İslam literatüründe önemli bir yere sahip olan hadislerden biri ise şu şekildedir: "Dile hafif, mizana konduğunda ağır gelen ve Rahmân olan Allah’ı hoşnut eden iki cümle vardır: Sübhânallahi ve bi-hamdihî sübhânallahi’l-azîm: Ben Allah’ı ulûhiyyet makamına yakışmayan sıfatlardan tenzih eder ve O’na hamd ederim. Ben Yüce Allah’ı ulûhiyyet makamına yakışmayan sıfatlardan tekrar tenzih ederim."

Bu hadis, dilimizden kolayca çıkan ancak derin anlamlar barındıran bir ifadeyi içermektedir. "Sübhânallahi ve bi-hamdihî sübhânallahi’l-azîm" cümlesi, Allah'ı yüceltmek ve O'na hamd etmek anlamına gelmektedir. Bu ifade, Allah'ın sıfatlarına uygun olmayan her türlü eksiklikten tenzih edildiğini ve O'na hamd edildiğini ifade etmektedir.

Bu anlamıyla, bu ifade Allah'ı hoşnut eden bir ifadedir. İçerdiği derin anlam ve anlam bütünlüğüyle, insanın kalbinde Allah'a yönelik bir derinlik ve saygı oluşturmayı hedeflemektedir. Bu ifade, Allah'ın yüceliği ve benzersizliği karşısında insanın alçaklığını ve sınırlılığını idrak etmesini sağlamaktadır.

Üstad Bediüzzaman Said Nursi'nin de ifade ettiği gibi, kalbin seyr-i süluk ve ruhani hareketlerinin anahtarları ve vesileleri arasında zikir-i ilahi (Allah'ı anma) ve tefekkür (derin düşünce) bulunmaktadır. Bu ifadeler, insanın kalbinin Allah'a yönelik bir seyrini ve ruhani hareketlerini desteklemektedir.

Sonuç olarak, İslam'ın temel kaynakları arasında yer alan Kur'an-ı Kerim ve hadisler, Allah'ın birliğini, yüceliğini ve benzersizliğini vurgulamaktadır. "Sübhânallahi ve bi-hamdihî sübhânallahi’l-azîm" ifadesi ise bu anlamı ve benzersizliği anlamak için kullanılan bir ifadedir. Bu ifade, Allah'ı hoşnut eden bir ifade olarak kabul edilir ve insanın Allah'a olan saygısını ve derin bağlılığını ifade etmektedir.

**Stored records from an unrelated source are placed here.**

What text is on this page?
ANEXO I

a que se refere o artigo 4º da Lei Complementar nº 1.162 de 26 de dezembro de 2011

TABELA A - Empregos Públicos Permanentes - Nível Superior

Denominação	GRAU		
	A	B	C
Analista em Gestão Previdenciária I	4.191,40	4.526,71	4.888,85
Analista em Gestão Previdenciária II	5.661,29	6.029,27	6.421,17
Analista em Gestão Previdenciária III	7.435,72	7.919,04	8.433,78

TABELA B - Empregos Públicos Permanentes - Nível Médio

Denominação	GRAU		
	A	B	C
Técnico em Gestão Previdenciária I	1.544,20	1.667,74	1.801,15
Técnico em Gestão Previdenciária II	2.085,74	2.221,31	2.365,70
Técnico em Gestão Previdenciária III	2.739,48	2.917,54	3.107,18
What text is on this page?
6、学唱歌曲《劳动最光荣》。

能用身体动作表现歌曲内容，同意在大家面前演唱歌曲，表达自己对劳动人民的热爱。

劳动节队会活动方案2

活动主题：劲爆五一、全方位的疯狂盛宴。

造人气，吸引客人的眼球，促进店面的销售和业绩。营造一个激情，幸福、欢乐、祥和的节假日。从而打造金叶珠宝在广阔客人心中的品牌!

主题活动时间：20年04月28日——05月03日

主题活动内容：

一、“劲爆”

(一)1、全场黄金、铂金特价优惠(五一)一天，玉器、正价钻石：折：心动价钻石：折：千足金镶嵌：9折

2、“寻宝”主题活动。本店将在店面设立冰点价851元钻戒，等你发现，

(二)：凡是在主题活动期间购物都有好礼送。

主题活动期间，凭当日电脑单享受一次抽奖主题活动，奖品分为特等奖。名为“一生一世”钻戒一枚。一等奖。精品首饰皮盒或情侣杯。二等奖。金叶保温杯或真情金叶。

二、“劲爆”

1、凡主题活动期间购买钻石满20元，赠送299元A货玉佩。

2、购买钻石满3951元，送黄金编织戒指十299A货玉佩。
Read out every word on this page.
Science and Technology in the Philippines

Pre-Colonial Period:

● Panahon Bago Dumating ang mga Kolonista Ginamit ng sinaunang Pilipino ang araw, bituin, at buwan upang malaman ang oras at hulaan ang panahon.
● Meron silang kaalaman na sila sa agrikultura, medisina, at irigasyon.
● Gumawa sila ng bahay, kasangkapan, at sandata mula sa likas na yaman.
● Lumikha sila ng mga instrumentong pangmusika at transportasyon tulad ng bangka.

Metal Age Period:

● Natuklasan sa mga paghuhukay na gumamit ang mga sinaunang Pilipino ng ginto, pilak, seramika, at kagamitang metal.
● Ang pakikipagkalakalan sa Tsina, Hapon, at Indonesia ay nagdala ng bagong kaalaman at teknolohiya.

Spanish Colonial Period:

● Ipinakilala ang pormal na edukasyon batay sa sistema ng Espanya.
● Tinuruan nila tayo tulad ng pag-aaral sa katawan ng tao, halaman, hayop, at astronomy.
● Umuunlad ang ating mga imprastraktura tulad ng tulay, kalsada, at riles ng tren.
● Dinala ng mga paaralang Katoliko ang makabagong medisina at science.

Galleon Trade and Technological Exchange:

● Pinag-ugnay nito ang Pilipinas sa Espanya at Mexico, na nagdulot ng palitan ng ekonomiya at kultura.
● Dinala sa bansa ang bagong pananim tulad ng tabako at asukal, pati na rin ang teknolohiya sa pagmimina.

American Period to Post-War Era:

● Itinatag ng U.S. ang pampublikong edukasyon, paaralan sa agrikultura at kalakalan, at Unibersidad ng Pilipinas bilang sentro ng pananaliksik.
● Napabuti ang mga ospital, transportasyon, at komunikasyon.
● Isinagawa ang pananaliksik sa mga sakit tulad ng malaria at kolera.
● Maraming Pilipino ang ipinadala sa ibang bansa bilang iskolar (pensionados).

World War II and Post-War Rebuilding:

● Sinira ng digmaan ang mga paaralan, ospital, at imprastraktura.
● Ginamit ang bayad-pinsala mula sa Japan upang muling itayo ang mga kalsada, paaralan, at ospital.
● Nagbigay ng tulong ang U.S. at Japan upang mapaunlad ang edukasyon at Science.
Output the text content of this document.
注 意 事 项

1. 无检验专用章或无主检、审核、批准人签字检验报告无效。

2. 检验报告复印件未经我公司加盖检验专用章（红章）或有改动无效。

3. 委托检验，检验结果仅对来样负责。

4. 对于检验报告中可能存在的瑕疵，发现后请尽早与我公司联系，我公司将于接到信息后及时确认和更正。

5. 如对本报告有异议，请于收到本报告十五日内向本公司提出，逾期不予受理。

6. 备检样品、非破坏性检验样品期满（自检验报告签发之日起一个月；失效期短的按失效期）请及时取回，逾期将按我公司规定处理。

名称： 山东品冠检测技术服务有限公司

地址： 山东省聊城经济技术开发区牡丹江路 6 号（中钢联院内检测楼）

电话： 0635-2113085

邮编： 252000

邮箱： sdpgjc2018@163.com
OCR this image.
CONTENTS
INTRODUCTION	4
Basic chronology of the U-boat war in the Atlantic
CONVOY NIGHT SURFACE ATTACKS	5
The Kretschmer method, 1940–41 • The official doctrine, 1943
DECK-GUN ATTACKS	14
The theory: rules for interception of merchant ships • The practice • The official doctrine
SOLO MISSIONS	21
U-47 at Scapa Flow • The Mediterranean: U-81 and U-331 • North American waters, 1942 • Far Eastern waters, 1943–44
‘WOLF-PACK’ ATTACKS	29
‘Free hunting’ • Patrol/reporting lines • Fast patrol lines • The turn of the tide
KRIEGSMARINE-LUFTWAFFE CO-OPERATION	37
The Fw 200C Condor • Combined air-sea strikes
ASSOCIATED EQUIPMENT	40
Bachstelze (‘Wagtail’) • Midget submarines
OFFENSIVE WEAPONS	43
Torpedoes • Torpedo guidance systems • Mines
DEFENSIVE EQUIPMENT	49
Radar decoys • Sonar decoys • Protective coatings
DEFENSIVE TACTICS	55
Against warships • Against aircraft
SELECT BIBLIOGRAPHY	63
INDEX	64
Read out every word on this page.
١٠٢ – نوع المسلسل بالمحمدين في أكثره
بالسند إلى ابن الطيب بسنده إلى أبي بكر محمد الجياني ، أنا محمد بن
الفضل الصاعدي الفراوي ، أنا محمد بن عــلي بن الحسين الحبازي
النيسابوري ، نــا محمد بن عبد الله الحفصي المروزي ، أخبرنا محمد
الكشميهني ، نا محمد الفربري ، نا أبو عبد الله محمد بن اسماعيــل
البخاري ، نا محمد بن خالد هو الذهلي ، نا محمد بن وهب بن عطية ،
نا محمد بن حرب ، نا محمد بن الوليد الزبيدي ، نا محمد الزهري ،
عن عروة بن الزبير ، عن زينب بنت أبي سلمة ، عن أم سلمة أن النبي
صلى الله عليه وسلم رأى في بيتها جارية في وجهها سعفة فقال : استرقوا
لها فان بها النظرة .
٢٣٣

İslam inancına göre, Allah'ı yüceltmek ve O'na hamd etmek, insanın en temel sorumluluklarından biridir. "Sübhânallahi ve bi-hamdihî sübhânallahi’l-azîm" ifadesi, bu sorumluluğu yerine getirme amacı taşır. İçerdiği derin anlam ve anlam bütünlüğüyle, insanın Allah'a olan sevgi ve itaatini ifade eder.

Üstad Bediüzzaman Said Nursi'nin ifade ettiği gibi, zikir-i ilahi ve tefekkür, insanın kalbinin ve ruhani hareketlerinin anahtarlarıdır. Zikir-i ilahi, Allah'ı anma ve O'nu yüceltme eylemidir. Tefekkür ise derin düşünce ve Allah'ın yaratılışındaki hikmetleri anlama sürecidir. Bu süreçler, insanın Allah'a olan bağlılığını ve derin anlayışını geliştirmesine yardımcı olur.

Bu ifadelerin önemi, insanın Allah'a olan yakınlığını artırması ve O'na olan itaatini güçlendirmesidir. İslam inancına göre, Allah'a yakınlık ve O'na itaat, insanın dünya ve ahiret saadeti için önemlidir. Bu nedenle, "Sübhânallahi ve bi-hamdihî sübhânallahi’l-azîm" ifadesi, Müslümanlar arasında sıkça kullanılan ve Allah'ın hoşnutluğunu kazanmaya yönelik bir ifadedir.

Sonuç olarak, "Sübhânallahi ve bi-hamdihî sübhânallahi’l-azîm" ifadesi, Allah'ı yüceltmek, O'na hamd etmek ve O'nun benzersizliğini anlamak için kullanılan önemli bir ifadedir. İslam inancında, bu ifade Allah'ı hoşnut eden bir ifade olarak kabul edilir ve insanın Allah'a olan derin bağlılığını ifade eder. Zikir-i ilahi ve tefekkür gibi ruhani pratiklerle birlikte bu ifade, Müslümanların Allah'a olan bağlılığını güçlendirmekte ve derinleştirmektedir.